Prudential Plans Sale of Stake in Wachovia Securities (Update2)
By Andrew Frye
December 4, 2008
Dec. 4 (Bloomberg) -- Prudential Financial Inc., the second-biggest U.S. life insurer, plans to sell its minority stake in Wachovia Securities to Wells Fargo & Co. and seek cash from the U.S. Treasury's rescue fund to rebuild capital.
The insurer is exercising the right to sell its holdings in the brokerage back to Wachovia Corp., Prudential said today in a regulatory filing. The joint venture was formed in 2003 when Prudential combined its retail brokerage with Wachovia's in a cashless transaction. Wachovia has since agreed to be acquired by San Francisco-based Wells Fargo, creating the biggest branch network in the U.S.

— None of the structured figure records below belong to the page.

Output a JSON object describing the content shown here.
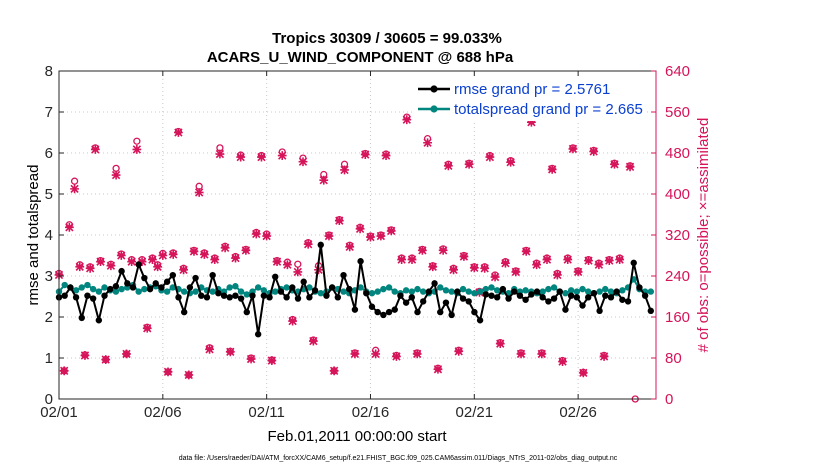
{
  "chart_data": {
    "type": "line",
    "title": "Tropics 30309 / 30605 = 99.033%",
    "subtitle": "ACARS_U_WIND_COMPONENT @ 688 hPa",
    "xlabel": "Feb.01,2011 00:00:00 start",
    "ylabel": "rmse and totalspread",
    "y2label": "# of obs: o=possible; ×=assimilated",
    "footnote": "data file: /Users/raeder/DAI/ATM_forcXX/CAM6_setup/f.e21.FHIST_BGC.f09_025.CAM6assim.011/Diags_NTrS_2011-02/obs_diag_output.nc",
    "xlim": [
      1,
      29.75
    ],
    "ylim": [
      0,
      8
    ],
    "y2lim": [
      0,
      640
    ],
    "xticks": [
      1,
      6,
      11,
      16,
      21,
      26
    ],
    "xticklabels": [
      "02/01",
      "02/06",
      "02/11",
      "02/16",
      "02/21",
      "02/26"
    ],
    "yticks": [
      0,
      1,
      2,
      3,
      4,
      5,
      6,
      7,
      8
    ],
    "y2ticks": [
      0,
      80,
      160,
      240,
      320,
      400,
      480,
      560,
      640
    ],
    "colors": {
      "rmse": "#000000",
      "spread": "#00857f",
      "obs": "#d6145a",
      "legend_text": "#0a3fd0",
      "axis2": "#d6145a"
    },
    "rmse_values": [
      2.48,
      2.52,
      2.72,
      2.48,
      1.98,
      2.52,
      2.45,
      1.92,
      2.52,
      2.68,
      2.75,
      3.12,
      2.82,
      2.72,
      3.28,
      2.95,
      2.68,
      2.82,
      2.72,
      2.86,
      3.02,
      2.48,
      2.12,
      2.72,
      2.95,
      2.52,
      2.48,
      3.02,
      2.58,
      2.52,
      2.48,
      2.52,
      2.45,
      2.12,
      2.52,
      1.58,
      2.52,
      2.48,
      2.98,
      2.62,
      2.48,
      2.72,
      2.45,
      2.86,
      2.48,
      2.65,
      3.76,
      2.52,
      2.72,
      2.48,
      3.02,
      2.68,
      2.18,
      3.36,
      2.58,
      2.25,
      2.12,
      2.05,
      2.12,
      2.18,
      2.52,
      2.35,
      2.48,
      2.12,
      2.38,
      2.62,
      2.82,
      2.12,
      2.35,
      2.05,
      2.62,
      2.45,
      2.38,
      2.12,
      1.92,
      2.55,
      2.52,
      2.48,
      2.68,
      2.45,
      2.62,
      2.52,
      2.42,
      2.55,
      2.62,
      2.48,
      2.38,
      2.45,
      2.62,
      2.18,
      2.52,
      2.48,
      2.28,
      2.48,
      2.58,
      2.15,
      2.52,
      2.48,
      2.62,
      2.42,
      2.38,
      3.32,
      2.72,
      2.52,
      2.15
    ],
    "spread_values": [
      2.62,
      2.78,
      2.72,
      2.65,
      2.72,
      2.78,
      2.68,
      2.62,
      2.72,
      2.65,
      2.62,
      2.68,
      2.72,
      2.78,
      2.62,
      2.68,
      2.72,
      2.75,
      2.65,
      2.62,
      2.72,
      2.68,
      2.62,
      2.58,
      2.62,
      2.72,
      2.65,
      2.62,
      2.68,
      2.62,
      2.72,
      2.75,
      2.62,
      2.55,
      2.62,
      2.72,
      2.65,
      2.58,
      2.62,
      2.68,
      2.72,
      2.65,
      2.62,
      2.68,
      2.72,
      2.62,
      2.58,
      2.62,
      2.72,
      2.68,
      2.62,
      2.58,
      2.65,
      2.72,
      2.62,
      2.58,
      2.62,
      2.68,
      2.72,
      2.62,
      2.58,
      2.65,
      2.62,
      2.68,
      2.62,
      2.58,
      2.62,
      2.72,
      2.65,
      2.62,
      2.58,
      2.68,
      2.62,
      2.58,
      2.62,
      2.68,
      2.72,
      2.65,
      2.62,
      2.58,
      2.68,
      2.62,
      2.65,
      2.62,
      2.58,
      2.62,
      2.68,
      2.72,
      2.62,
      2.58,
      2.65,
      2.62,
      2.68,
      2.62,
      2.58,
      2.62,
      2.68,
      2.62,
      2.58,
      2.65,
      2.72,
      2.92,
      2.68,
      2.62,
      2.62
    ],
    "obs_series": [
      {
        "name": "possible",
        "marker": "o"
      },
      {
        "name": "assimilated",
        "marker": "x"
      }
    ],
    "obs_possible": [
      [
        1.0,
        245
      ],
      [
        1.25,
        55
      ],
      [
        1.5,
        340
      ],
      [
        1.75,
        425
      ],
      [
        2.0,
        262
      ],
      [
        2.25,
        86
      ],
      [
        2.5,
        258
      ],
      [
        2.75,
        490
      ],
      [
        3.0,
        270
      ],
      [
        3.25,
        77
      ],
      [
        3.5,
        263
      ],
      [
        3.75,
        450
      ],
      [
        4.0,
        283
      ],
      [
        4.25,
        88
      ],
      [
        4.5,
        272
      ],
      [
        4.75,
        503
      ],
      [
        5.0,
        272
      ],
      [
        5.25,
        140
      ],
      [
        5.5,
        275
      ],
      [
        5.75,
        262
      ],
      [
        6.0,
        284
      ],
      [
        6.25,
        53
      ],
      [
        6.5,
        285
      ],
      [
        6.75,
        522
      ],
      [
        7.0,
        255
      ],
      [
        7.25,
        47
      ],
      [
        7.5,
        290
      ],
      [
        7.75,
        415
      ],
      [
        8.0,
        285
      ],
      [
        8.25,
        100
      ],
      [
        8.5,
        275
      ],
      [
        8.75,
        490
      ],
      [
        9.0,
        298
      ],
      [
        9.25,
        93
      ],
      [
        9.5,
        278
      ],
      [
        9.75,
        476
      ],
      [
        10.0,
        292
      ],
      [
        10.25,
        80
      ],
      [
        10.5,
        325
      ],
      [
        10.75,
        475
      ],
      [
        11.0,
        322
      ],
      [
        11.25,
        76
      ],
      [
        11.5,
        270
      ],
      [
        11.75,
        482
      ],
      [
        12.0,
        267
      ],
      [
        12.25,
        155
      ],
      [
        12.5,
        263
      ],
      [
        12.75,
        470
      ],
      [
        13.0,
        305
      ],
      [
        13.25,
        115
      ],
      [
        13.5,
        260
      ],
      [
        13.75,
        438
      ],
      [
        14.0,
        320
      ],
      [
        14.25,
        55
      ],
      [
        14.5,
        350
      ],
      [
        14.75,
        458
      ],
      [
        15.0,
        300
      ],
      [
        15.25,
        90
      ],
      [
        15.5,
        335
      ],
      [
        15.75,
        479
      ],
      [
        16.0,
        318
      ],
      [
        16.25,
        95
      ],
      [
        16.5,
        320
      ],
      [
        16.75,
        478
      ],
      [
        17.0,
        330
      ],
      [
        17.25,
        85
      ],
      [
        17.5,
        275
      ],
      [
        17.75,
        550
      ],
      [
        18.0,
        275
      ],
      [
        18.25,
        90
      ],
      [
        18.5,
        292
      ],
      [
        18.75,
        508
      ],
      [
        19.0,
        260
      ],
      [
        19.25,
        60
      ],
      [
        19.5,
        293
      ],
      [
        19.75,
        458
      ],
      [
        20.0,
        255
      ],
      [
        20.25,
        95
      ],
      [
        20.5,
        280
      ],
      [
        20.75,
        460
      ],
      [
        21.0,
        258
      ],
      [
        21.25,
        210
      ],
      [
        21.5,
        258
      ],
      [
        21.75,
        475
      ],
      [
        22.0,
        242
      ],
      [
        22.25,
        110
      ],
      [
        22.5,
        268
      ],
      [
        22.75,
        465
      ],
      [
        23.0,
        250
      ],
      [
        23.25,
        90
      ],
      [
        23.5,
        290
      ],
      [
        23.75,
        542
      ],
      [
        24.0,
        265
      ],
      [
        24.25,
        90
      ],
      [
        24.5,
        275
      ],
      [
        24.75,
        450
      ],
      [
        25.0,
        245
      ],
      [
        25.25,
        75
      ],
      [
        25.5,
        275
      ],
      [
        25.75,
        490
      ],
      [
        26.0,
        250
      ],
      [
        26.25,
        52
      ],
      [
        26.5,
        272
      ],
      [
        26.75,
        485
      ],
      [
        27.0,
        265
      ],
      [
        27.25,
        85
      ],
      [
        27.5,
        272
      ],
      [
        27.75,
        460
      ],
      [
        28.0,
        275
      ],
      [
        28.5,
        455
      ],
      [
        28.75,
        0
      ]
    ],
    "obs_assimilated": [
      [
        1.0,
        242
      ],
      [
        1.25,
        55
      ],
      [
        1.5,
        335
      ],
      [
        1.75,
        410
      ],
      [
        2.0,
        258
      ],
      [
        2.25,
        85
      ],
      [
        2.5,
        255
      ],
      [
        2.75,
        487
      ],
      [
        3.0,
        268
      ],
      [
        3.25,
        77
      ],
      [
        3.5,
        260
      ],
      [
        3.75,
        437
      ],
      [
        4.0,
        280
      ],
      [
        4.25,
        88
      ],
      [
        4.5,
        268
      ],
      [
        4.75,
        487
      ],
      [
        5.0,
        268
      ],
      [
        5.25,
        138
      ],
      [
        5.5,
        272
      ],
      [
        5.75,
        258
      ],
      [
        6.0,
        280
      ],
      [
        6.25,
        53
      ],
      [
        6.5,
        282
      ],
      [
        6.75,
        520
      ],
      [
        7.0,
        252
      ],
      [
        7.25,
        47
      ],
      [
        7.5,
        288
      ],
      [
        7.75,
        403
      ],
      [
        8.0,
        282
      ],
      [
        8.25,
        97
      ],
      [
        8.5,
        272
      ],
      [
        8.75,
        478
      ],
      [
        9.0,
        295
      ],
      [
        9.25,
        92
      ],
      [
        9.5,
        275
      ],
      [
        9.75,
        472
      ],
      [
        10.0,
        290
      ],
      [
        10.25,
        78
      ],
      [
        10.5,
        322
      ],
      [
        10.75,
        472
      ],
      [
        11.0,
        318
      ],
      [
        11.25,
        75
      ],
      [
        11.5,
        268
      ],
      [
        11.75,
        475
      ],
      [
        12.0,
        262
      ],
      [
        12.25,
        152
      ],
      [
        12.5,
        248
      ],
      [
        12.75,
        463
      ],
      [
        13.0,
        302
      ],
      [
        13.25,
        113
      ],
      [
        13.5,
        252
      ],
      [
        13.75,
        427
      ],
      [
        14.0,
        318
      ],
      [
        14.25,
        55
      ],
      [
        14.5,
        348
      ],
      [
        14.75,
        447
      ],
      [
        15.0,
        297
      ],
      [
        15.25,
        88
      ],
      [
        15.5,
        332
      ],
      [
        15.75,
        477
      ],
      [
        16.0,
        316
      ],
      [
        16.25,
        88
      ],
      [
        16.5,
        318
      ],
      [
        16.75,
        475
      ],
      [
        17.0,
        328
      ],
      [
        17.25,
        83
      ],
      [
        17.5,
        272
      ],
      [
        17.75,
        545
      ],
      [
        18.0,
        272
      ],
      [
        18.25,
        88
      ],
      [
        18.5,
        290
      ],
      [
        18.75,
        500
      ],
      [
        19.0,
        258
      ],
      [
        19.25,
        58
      ],
      [
        19.5,
        290
      ],
      [
        19.75,
        455
      ],
      [
        20.0,
        252
      ],
      [
        20.25,
        93
      ],
      [
        20.5,
        278
      ],
      [
        20.75,
        458
      ],
      [
        21.0,
        256
      ],
      [
        21.25,
        208
      ],
      [
        21.5,
        255
      ],
      [
        21.75,
        472
      ],
      [
        22.0,
        238
      ],
      [
        22.25,
        108
      ],
      [
        22.5,
        265
      ],
      [
        22.75,
        462
      ],
      [
        23.0,
        248
      ],
      [
        23.25,
        88
      ],
      [
        23.5,
        288
      ],
      [
        23.75,
        540
      ],
      [
        24.0,
        262
      ],
      [
        24.25,
        88
      ],
      [
        24.5,
        272
      ],
      [
        24.75,
        448
      ],
      [
        25.0,
        242
      ],
      [
        25.25,
        73
      ],
      [
        25.5,
        272
      ],
      [
        25.75,
        488
      ],
      [
        26.0,
        248
      ],
      [
        26.25,
        51
      ],
      [
        26.5,
        270
      ],
      [
        26.75,
        483
      ],
      [
        27.0,
        262
      ],
      [
        27.25,
        83
      ],
      [
        27.5,
        270
      ],
      [
        27.75,
        458
      ],
      [
        28.0,
        272
      ],
      [
        28.5,
        453
      ]
    ],
    "legend": [
      {
        "label": "rmse grand pr = 2.5761",
        "series": "rmse"
      },
      {
        "label": "totalspread grand pr = 2.665",
        "series": "spread"
      }
    ],
    "legend_position": "top-right",
    "grid": true
  }
}
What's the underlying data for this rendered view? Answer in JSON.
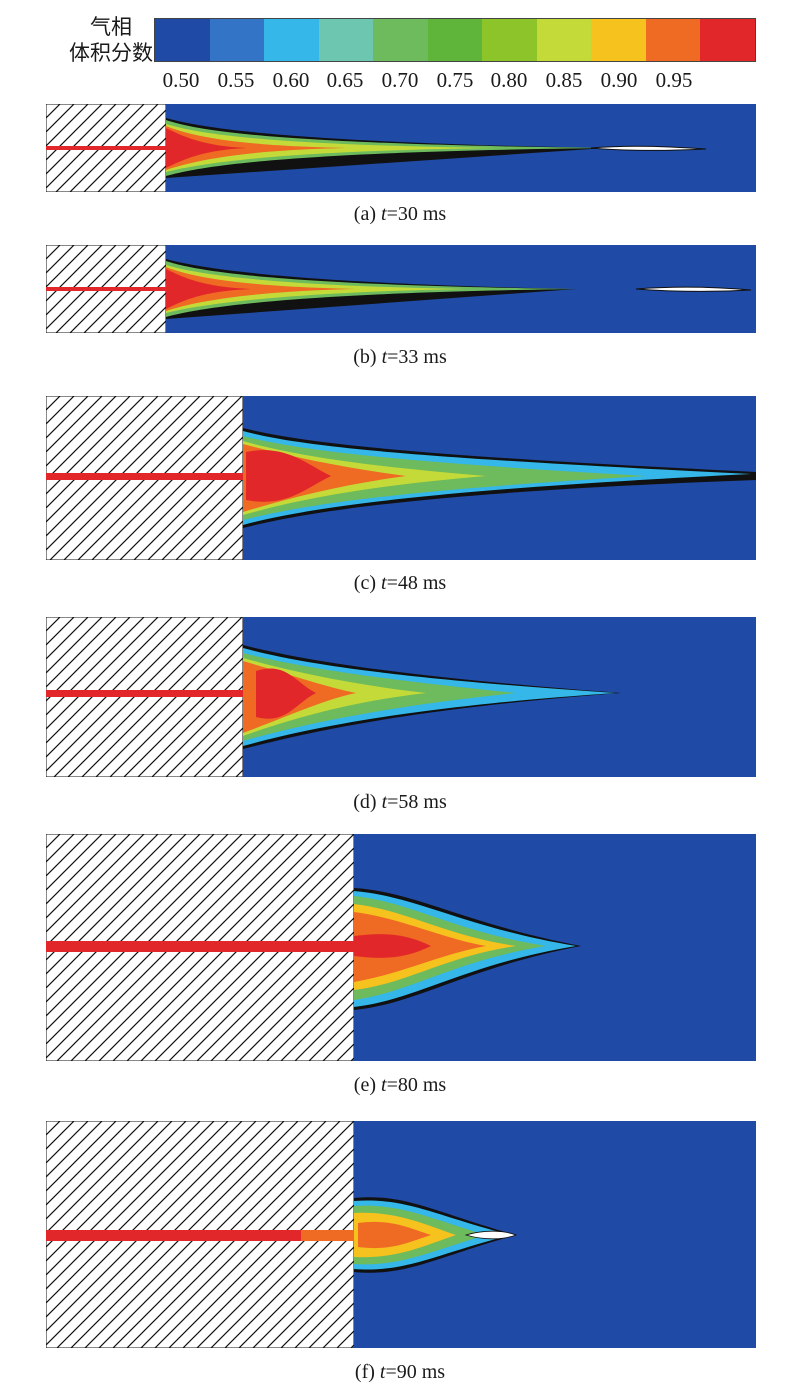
{
  "legend": {
    "title_line1": "气相",
    "title_line2": "体积分数",
    "ticks": [
      "0.50",
      "0.55",
      "0.60",
      "0.65",
      "0.70",
      "0.75",
      "0.80",
      "0.85",
      "0.90",
      "0.95"
    ],
    "colors": [
      "#1f4aa5",
      "#3374c6",
      "#35b7e9",
      "#6dc7b0",
      "#6dbb5d",
      "#5fb53a",
      "#8dc42a",
      "#c4da38",
      "#f6c21d",
      "#ef6a22",
      "#e2272a"
    ]
  },
  "panels": [
    {
      "label": "(a)",
      "var": "t",
      "value": "=30 ms"
    },
    {
      "label": "(b)",
      "var": "t",
      "value": "=33 ms"
    },
    {
      "label": "(c)",
      "var": "t",
      "value": "=48 ms"
    },
    {
      "label": "(d)",
      "var": "t",
      "value": "=58 ms"
    },
    {
      "label": "(e)",
      "var": "t",
      "value": "=80 ms"
    },
    {
      "label": "(f)",
      "var": "t",
      "value": "=90 ms"
    }
  ]
}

Prudential Chief Executive Officer John Strangfeld is seeking to strengthen the insurer's finances as real estate investments sour and the stock market slump hurts returns from variable annuity sales. While the final price hasn't been set, the insurer's stake in Wachovia Securities is worth about $5 billion before tax, Prudential said.
The sale will probably close on Jan. 1, 2010, and assumes the completion of the pending takeover by Wells Fargo of Wachovia, according to Newark, New Jersey-based Prudential.
The insurer also said it applied to participate in the Treasury's $250 billion capital purchase program, which injects cash into financial companies in return for preferred stock. The insurer said no decision has been made yet on whether its request will be accepted.
Prudential joins smaller insurers Hartford Financial Services Group Inc. and Principal Financial Group Inc. in seeking a portion of the government's bailout fund, originally targeted at banking companies. No. 1 MetLife Inc. has declined to comment on whether it will seek U.S. funds.
Fitch Ratings downgraded Prudential's credit on Dec. 1 as investment losses tied to the subprime meltdown depleted the insurer's capital. Strangfeld, promoted to CEO in January, suspended share buybacks and cut the dividend in half after Prudential posted a $166 million net loss in the third quarter.
Wachovia bought St. Louis-based A.G. Edwards Inc. for more than $6 billion last year and folded it into Wachovia Securities. Prudential held 38 percent of Wachovia Securities before the A.G. Edwards deal, which may have diluted the insurer's stake.
Life insurers including Prudential and New York-based MetLife have lost more than half their market value this year as plummeting stock and bond markets lowered the value of investments that insurers use to back policies. Prudential is down 78 percent since Dec. 31 through yesterday, while MetLife has slipped 57 percent.
North American insurers have posted more than $100 billion in writedowns and unrealized losses tied to the housing slump. MetLife sold $2.3 billion in shares in October to boost finances, while Hartford, based in the Connecticut city of the same name, cut its dividend and raised $2.5 billion by selling debt and equity to Allianz SE.